To find out more about the podcast go to Meet the 'Wee-rex'. Tiny tyrannosaur is its own species.
Below is a short summary and detailed review of this podcast written by FutureFactual:
Nanotyrannus Debate Revisited, CRISPR Gene Therapy Trials, and In‑Throat Vocal Cord Printing Device
Overview
The Nature Podcast explores (1) the Nanotyrannus versus Tyrannosaurus rex debate, grounded in a near-adult fossil whose bone growth suggests it would stay far smaller than a true T. rex, (2) a CRISPR gene therapy trial aimed at delivering personalized treatments more quickly, inspired by a life-changing baby case, and (3) an ultra-precise, internal throat printing device designed to repair vocal cords with soft robotics and a PlayStation controller for precise control.
Experts discuss evidence, regulatory pathways, and the potential for faster, safer, and more individualized therapies, alongside the challenges of accessing privately held fossils and navigating FDA processes.
Nanotyrannus vs Tyrannosaurus rex: Fossil evidence and the debate
The episode centers on a Tyrannosaurid fossil known as Nanotyrannus, found in Hell Creek formation and debated for decades as either a separate dwarf species or a juvenile T. rex. A newly examined limb bone cross-section study indicates the animal reached adulthood but stopped growing well before the size of Tyrannosaurus rex, projecting an eventual body about one-tenth T. rex size. Lawrence Whitmer, a palaeontologist, highlights the significance of aging bone in determining growth trajectories, and he notes that the new specimen—now housed in a museum—allows broader scientific scrutiny that private collections previously hindered. The debate has long hinged on the lack of well‑documented juvenile T. rex material and the need for accessible, well-verified fossils. Whitmer emphasizes that this cautious, evidence-based approach is essential in resolving a dispute that has shaped sauropod evolution narratives for years.
“The animal would grow up to be 1/10 the size of Tyrannosaurus rex.” - Lawrence Whitmer
Open science and fossil access
The hosts discuss how private collectors and non-museum specimens have historically limited the ability of palaeontologists to test competing hypotheses. The new, more complete fossil provides a crucial data point that could realign evolutionary interpretations within Tyrannosauridae and related lineages. Whitmer reflects on the value of transparent, methodical analyses and how this specimen could reframe long‑standing assumptions about growth patterns in tyrannosaurids.
CRISPR gene therapy trials: personalisation and regulatory pathways
The Nature Briefing segment shifts to human genetics, describing a clinical pathway for personalized CRISPR-based therapies. Building on a baby treated last year for a severe genetic liver condition, researchers aim to accelerate future personalized therapies by streamlining production, coordinating multi‑center efforts, and reducing the time from design to trial.

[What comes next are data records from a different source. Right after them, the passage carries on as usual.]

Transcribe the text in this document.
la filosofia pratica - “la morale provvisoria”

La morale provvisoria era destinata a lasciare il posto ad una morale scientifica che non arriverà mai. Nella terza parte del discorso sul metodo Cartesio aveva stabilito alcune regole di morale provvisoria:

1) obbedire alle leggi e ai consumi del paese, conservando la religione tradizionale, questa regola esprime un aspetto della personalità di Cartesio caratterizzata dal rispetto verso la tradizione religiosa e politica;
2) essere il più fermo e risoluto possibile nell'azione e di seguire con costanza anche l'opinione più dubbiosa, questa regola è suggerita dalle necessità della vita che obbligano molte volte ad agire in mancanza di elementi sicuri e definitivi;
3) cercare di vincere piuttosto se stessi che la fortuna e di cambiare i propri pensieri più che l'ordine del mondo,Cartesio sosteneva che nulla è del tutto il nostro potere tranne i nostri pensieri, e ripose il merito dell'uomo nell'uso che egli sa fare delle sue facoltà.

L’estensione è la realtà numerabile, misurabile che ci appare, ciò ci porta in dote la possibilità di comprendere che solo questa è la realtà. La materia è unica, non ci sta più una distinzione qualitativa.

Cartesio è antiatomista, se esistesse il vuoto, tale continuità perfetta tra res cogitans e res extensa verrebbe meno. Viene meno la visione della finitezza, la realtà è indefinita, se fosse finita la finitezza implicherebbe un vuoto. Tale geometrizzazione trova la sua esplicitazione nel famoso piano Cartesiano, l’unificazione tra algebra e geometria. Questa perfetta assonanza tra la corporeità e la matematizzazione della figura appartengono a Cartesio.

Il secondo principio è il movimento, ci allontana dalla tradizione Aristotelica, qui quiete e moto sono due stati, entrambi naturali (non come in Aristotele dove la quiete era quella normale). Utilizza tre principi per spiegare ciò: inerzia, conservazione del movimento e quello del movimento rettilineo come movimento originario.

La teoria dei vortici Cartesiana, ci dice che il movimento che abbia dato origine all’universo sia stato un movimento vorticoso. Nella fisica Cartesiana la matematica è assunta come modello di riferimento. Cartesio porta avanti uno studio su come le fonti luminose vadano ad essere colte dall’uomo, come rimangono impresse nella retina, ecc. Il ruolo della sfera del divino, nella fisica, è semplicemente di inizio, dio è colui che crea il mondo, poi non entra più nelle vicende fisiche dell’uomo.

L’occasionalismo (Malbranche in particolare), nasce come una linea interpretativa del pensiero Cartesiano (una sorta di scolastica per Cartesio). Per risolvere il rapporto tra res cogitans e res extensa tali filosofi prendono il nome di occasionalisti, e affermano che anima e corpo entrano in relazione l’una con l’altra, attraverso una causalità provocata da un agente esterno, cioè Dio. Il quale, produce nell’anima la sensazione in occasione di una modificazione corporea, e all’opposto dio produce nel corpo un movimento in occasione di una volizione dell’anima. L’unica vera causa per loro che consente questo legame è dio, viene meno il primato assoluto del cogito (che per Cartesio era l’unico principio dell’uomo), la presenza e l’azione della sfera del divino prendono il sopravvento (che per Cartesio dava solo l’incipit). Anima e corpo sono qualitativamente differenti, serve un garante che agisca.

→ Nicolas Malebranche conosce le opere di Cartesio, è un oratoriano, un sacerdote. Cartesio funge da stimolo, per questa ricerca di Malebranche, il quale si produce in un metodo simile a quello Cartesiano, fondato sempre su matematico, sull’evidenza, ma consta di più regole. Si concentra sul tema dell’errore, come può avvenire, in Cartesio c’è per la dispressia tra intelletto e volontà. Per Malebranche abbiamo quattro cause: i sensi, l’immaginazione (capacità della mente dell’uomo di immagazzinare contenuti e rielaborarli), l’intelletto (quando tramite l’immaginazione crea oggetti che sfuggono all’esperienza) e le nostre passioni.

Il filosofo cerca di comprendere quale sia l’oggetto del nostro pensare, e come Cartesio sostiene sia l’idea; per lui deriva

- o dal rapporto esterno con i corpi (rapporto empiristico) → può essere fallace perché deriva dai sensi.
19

A key focus is the potential for the FDA to use shared safety data across individual, mutation-specific therapies to simplify regulatory submissions, potentially enabling faster trial start dates for new patients. The conversation underscores the shift toward tailor-made regimens while acknowledging the need for rigorous safety, ethical considerations, and clear regulatory guidelines to ensure patient protection and scalable access.
“Personalised treatments are definitely the direction we need to steer towards.” - a researcher
In‑throat vocal cord printing: precision and potential
The episode closes with a glimpse of a novel medical device designed to repair vocal cords from inside the throat using a printer. The tiny, highly precise tool is controlled via a PlayStation-style interface, highlighting advances in soft robotics and the push toward minimally invasive, patient-specific therapies. Experts marvel at the precision required and the ingenuity of bioinspired designs that could transform laryngeal care, while noting the broader theme of how rapid prototyping and precise control can accelerate medical innovation. The discussion situates this device within a broader landscape of regenerative medicine and automated, image-guided interventions.
For listeners, the episode ties together a science-and-health trajectory—from ancient life’s growth patterns and fossil evidence to cutting‑edge gene therapy and forward-looking medical devices—showing how rigorous evidence, regulatory agility, and patient-centered design can redefine what’s possible in biology and medicine.